Burns prevention with Tu’u’u Apulu Uta’ile’uo Mary Autagavaia

How to serve ipu tī & apa fafano with Fili Setima Autagavaia and Tu’u’u Apulu Uta’ile’uo Mary Autagavaia


Ipu tī (cup of tea) and apa fafano (finger bowl) are Samoan feau (chores) passed down from generation to generation, where young people contribute to the hosting of events for guests and friends.

For Tu’u’u Apulu Uta’ile’uo Mary Autagavaia, bestowing these teachings upon her oldest grandson Fili Setima Autagavaia means that he can pass them on safely to his younger cousins as they grow.

Serving ipu tī

With the guests in the lounge, serving ipu tī starts with preparation. First is arranging the items on the tray - ipu faisasa (cup/mug and saucer) or mug, jug with milk, sugar and kipoki (teapot).

The ipu faisasa are used for VIP’s such as Ali’i (high chiefs) and ministers, while a standard mug can be used for others.

Once the coffee is made, it’s safest to only fill the teapot halfway. This reduces the weight of the tray and means you’re less likely to drop the tray. Another way to stay safe when serving ipu tī is to turn the spout of the kipoki away from you so that if you fall, the hot coffee doesn’t fall on to you.

Make sure that the track you walk between the table and back is clear of obstacles that could be a fall risk. This could be toys, or fala (mats) in the lounge that can move and slip.

After placing the tray down, it’s important to turn handles towards the guest so they don’t have to reach for anything.

Burn safety tips: ipu tī
Tips for landing page (3)


Serving apa fafano

The apa fafano (finger bowl) is a bowl of warm water and dish washing liquid presented to guests after they’ve had a meal.

When filling the bowl, use just enough water to wash the fingers in. To prevent burns, turn the cold water on first and turn it off last. This tip can also be used in the bathroom when running a bath for a baby.

When an adult presents the apa fafano they will take the bowl and plate with the towel at the same time. Young people should be taught to take the bowl out first, and the plate and towel on a second trip, minimising the risk of injury.

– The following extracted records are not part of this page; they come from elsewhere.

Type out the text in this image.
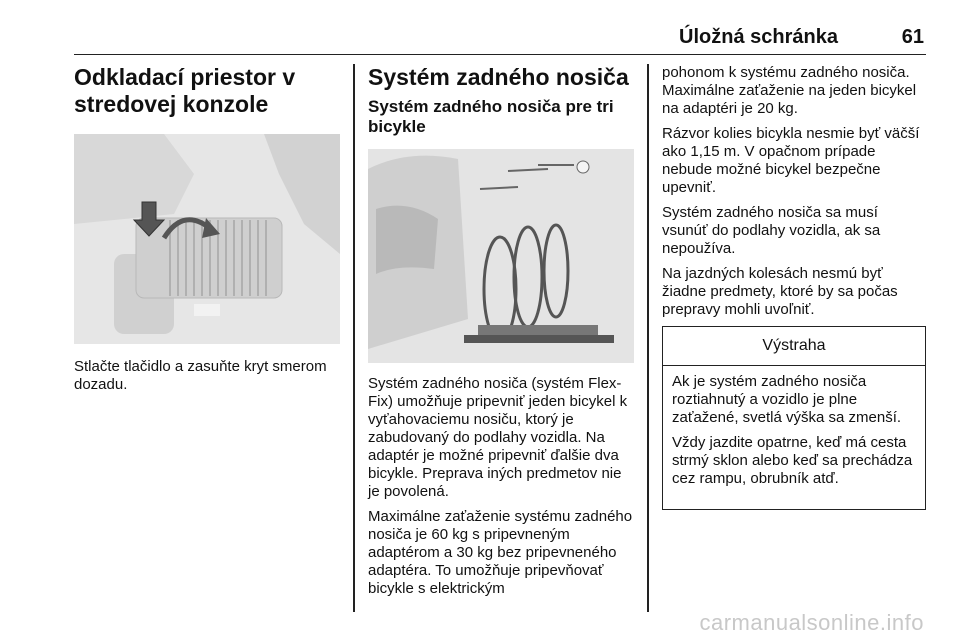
Úložná schránka	61
Odkladací priestor v stredovej konzole

Stlačte tlačidlo a zasuňte kryt smerom dozadu.

Systém zadného nosiča
Systém zadného nosiča pre tri bicykle

Systém zadného nosiča (systém Flex-Fix) umožňuje pripevniť jeden bicykel k vyťahovaciemu nosiču, ktorý je zabudovaný do podlahy vozidla. Na adaptér je možné pripevniť ďalšie dva bicykle. Preprava iných predmetov nie je povolená.

Maximálne zaťaženie systému zadného nosiča je 60 kg s pripevneným adaptérom a 30 kg bez pripevneného adaptéra. To umožňuje pripevňovať bicykle s elektrickým

pohonom k systému zadného nosiča. Maximálne zaťaženie na jeden bicykel na adaptéri je 20 kg.

Rázvor kolies bicykla nesmie byť väčší ako 1,15 m. V opačnom prípade nebude možné bicykel bezpečne upevniť.

Systém zadného nosiča sa musí vsunúť do podlahy vozidla, ak sa nepoužíva.

Na jazdných kolesách nesmú byť žiadne predmety, ktoré by sa počas prepravy mohli uvoľniť.

Výstraha

Ak je systém zadného nosiča roztiahnutý a vozidlo je plne zaťažené, svetlá výška sa zmenší.

Vždy jazdite opatrne, keď má cesta strmý sklon alebo keď sa prechádza cez rampu, obrubník atď.

carmanualsonline.info
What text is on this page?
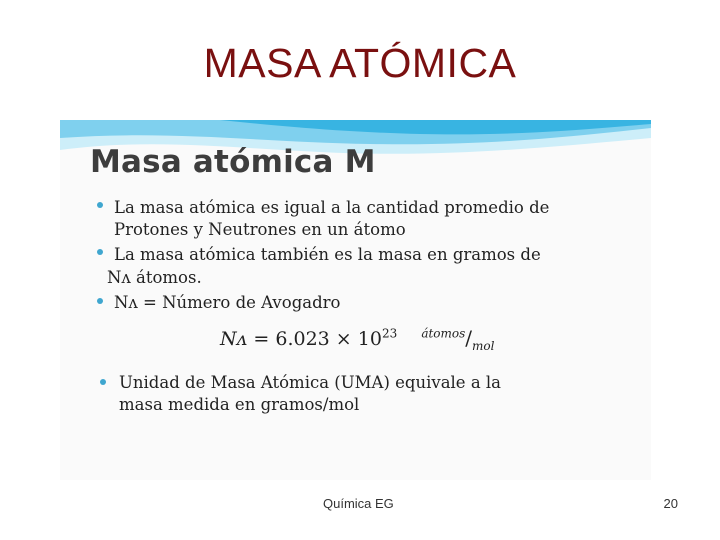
MASA ATÓMICA
Masa atómica M
La masa atómica es igual a la cantidad promedio de
Protones y Neutrones en un átomo
La masa atómica también es la masa en gramos de
Nᴧ átomos.
Nᴧ = Número de Avogadro
Nᴧ = $6.023 \times 10^{23}$ $^{átomos}/_{mol}$
Unidad de Masa Atómica (UMA) equivale a la
masa medida en gramos/mol
Química EG	20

Burn safety tips: apa fafano
apa fafono tips



Reflecting on the importance of feau traditions

Doing everything with a smile and being quiet are all concepts of tautua (to serve). The work of serving ipu tī and apa fafano happen behind the scenes, and involve struggle and sacrifice for young people to create a welcoming, respectful experience for guests.

“Good tautua (service) is minding yourself so that you are safe…taking care of yourself and our guests.”

Thank you to Tu’u’u Apulu Uta’ile’uo Mary Autagavaia for so generously and warmly sharing your knowledge with us all for the safety of our aiga fanau.